Seen as a 360-shot, with its revolving camera indifferently surveying the various GSA members, the scene is concerned with the seemingly banal question: Can you tell if someone is gay just by looking at them? The answers are surprisingly nuanced, hinging as they do on what we can and cannot know about a person by just looking at them, unwittingly alerting us to the very rhetoric that usually gets deployed when dealing with gun massacres like the one depicted in the film: who’d have thought that a frustrated if seemingly sensitive piano-playing student would be planning mass murder? How, to borrow one GSA student’s answer, would one have been able to “know their spirit”?
Van Sant offers no easy answers. His film is content with merely following its subjects and then, just as suddenly, slipping away; we’re not even offered a tidy conclusion to the day’s events. We arrive in media res and exit the same way. His frank and unsentimental depiction of gay youth marks Elephant as an anomaly among the recent films we’ve looked at: there’s no heightened emotional drama to frame these characters as in Alan Ball’s Six Feet Under, and no socio-cultural framework to help understand this community as we had in The Laramie Project. In this it stands alone in treating its characters (gay or straight) with the same indifferent gaze; therein lies its transgressive and refreshing sensibility, because boy is it unlike anything we've looked at on here.
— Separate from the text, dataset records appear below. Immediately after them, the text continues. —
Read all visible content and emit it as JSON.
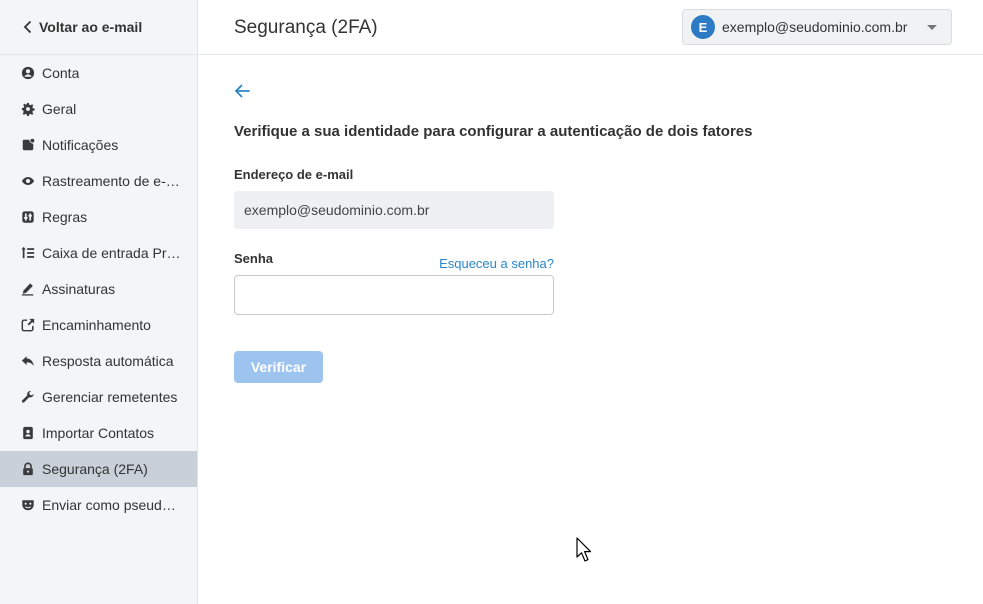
{
  "sidebar": {
    "back_label": "Voltar ao e-mail",
    "items": [
      {
        "label": "Conta",
        "icon": "user-circle-icon"
      },
      {
        "label": "Geral",
        "icon": "gear-icon"
      },
      {
        "label": "Notificações",
        "icon": "notification-icon"
      },
      {
        "label": "Rastreamento de e-…",
        "icon": "eye-icon"
      },
      {
        "label": "Regras",
        "icon": "rules-icon"
      },
      {
        "label": "Caixa de entrada Pri…",
        "icon": "priority-list-icon"
      },
      {
        "label": "Assinaturas",
        "icon": "pen-icon"
      },
      {
        "label": "Encaminhamento",
        "icon": "forward-icon"
      },
      {
        "label": "Resposta automática",
        "icon": "reply-icon"
      },
      {
        "label": "Gerenciar remetentes",
        "icon": "wrench-icon"
      },
      {
        "label": "Importar Contatos",
        "icon": "contact-book-icon"
      },
      {
        "label": "Segurança (2FA)",
        "icon": "lock-icon",
        "active": true
      },
      {
        "label": "Enviar como pseud…",
        "icon": "mask-icon"
      }
    ]
  },
  "header": {
    "title": "Segurança (2FA)",
    "account": {
      "initial": "E",
      "email": "exemplo@seudominio.com.br"
    }
  },
  "main": {
    "heading": "Verifique a sua identidade para configurar a autenticação de dois fatores",
    "email_label": "Endereço de e-mail",
    "email_value": "exemplo@seudominio.com.br",
    "password_label": "Senha",
    "password_value": "",
    "forgot_label": "Esqueceu a senha?",
    "verify_label": "Verificar"
  },
  "colors": {
    "accent": "#2d7bc4",
    "link": "#2a86c9",
    "button_disabled": "#9dc3ef",
    "active_nav": "#c9d0da"
  }
}
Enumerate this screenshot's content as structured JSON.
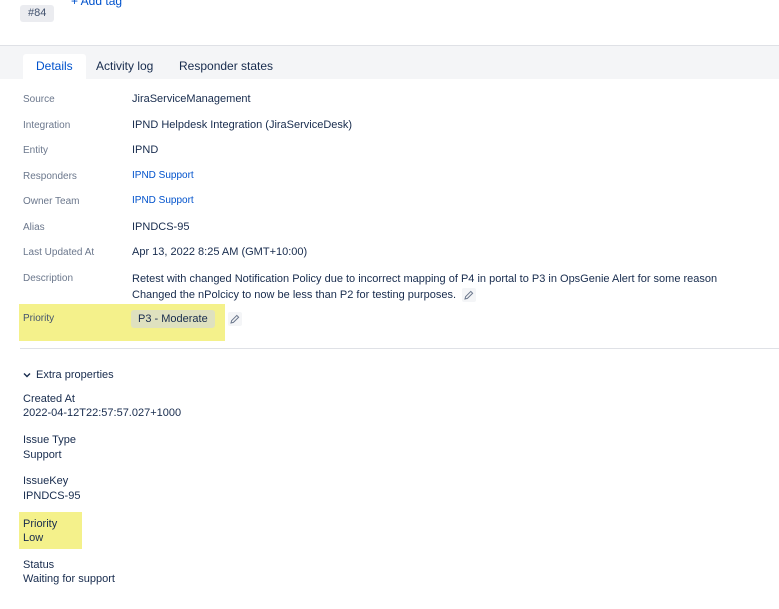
{
  "header": {
    "tag_chip": "#84",
    "add_tag": "+ Add tag"
  },
  "tabs": [
    {
      "label": "Details",
      "active": true
    },
    {
      "label": "Activity log",
      "active": false
    },
    {
      "label": "Responder states",
      "active": false
    }
  ],
  "details": {
    "source": {
      "label": "Source",
      "value": "JiraServiceManagement"
    },
    "integration": {
      "label": "Integration",
      "value": "IPND Helpdesk Integration (JiraServiceDesk)"
    },
    "entity": {
      "label": "Entity",
      "value": "IPND"
    },
    "responders": {
      "label": "Responders",
      "value": "IPND Support"
    },
    "owner_team": {
      "label": "Owner Team",
      "value": "IPND Support"
    },
    "alias": {
      "label": "Alias",
      "value": "IPNDCS-95"
    },
    "last_updated": {
      "label": "Last Updated At",
      "value": "Apr 13, 2022 8:25 AM (GMT+10:00)"
    },
    "description": {
      "label": "Description",
      "line1": "Retest with changed Notification Policy due to incorrect mapping of P4 in portal to P3 in OpsGenie Alert for some reason",
      "line2": "Changed the nPolcicy to now be less than P2 for testing purposes."
    },
    "priority": {
      "label": "Priority",
      "value": "P3 - Moderate"
    }
  },
  "extra": {
    "toggle_label": "Extra properties",
    "properties": [
      {
        "label": "Created At",
        "value": "2022-04-12T22:57:57.027+1000"
      },
      {
        "label": "Issue Type",
        "value": "Support"
      },
      {
        "label": "IssueKey",
        "value": "IPNDCS-95"
      },
      {
        "label": "Priority",
        "value": "Low"
      },
      {
        "label": "Status",
        "value": "Waiting for support"
      }
    ]
  },
  "colors": {
    "highlight": "#f4f18b",
    "link": "#0052cc"
  }
}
Awards Fun Fact: The 2003 Cannes Film Festival jury awarded Elephant the Palme d’Or and Gus Van Sant their Best Director prize. And while I understand why Van Sant’s film didn’t feature into any Oscar conversations, that still won’t stop me from saying that Harry Savides’s cinematography (which won the New York Film Critic’s Circle award and was nominated for an Indie Spirit Award) should really have also made the Academy’s shortlist, especially since it was surprisingly open to first-time nominees that year.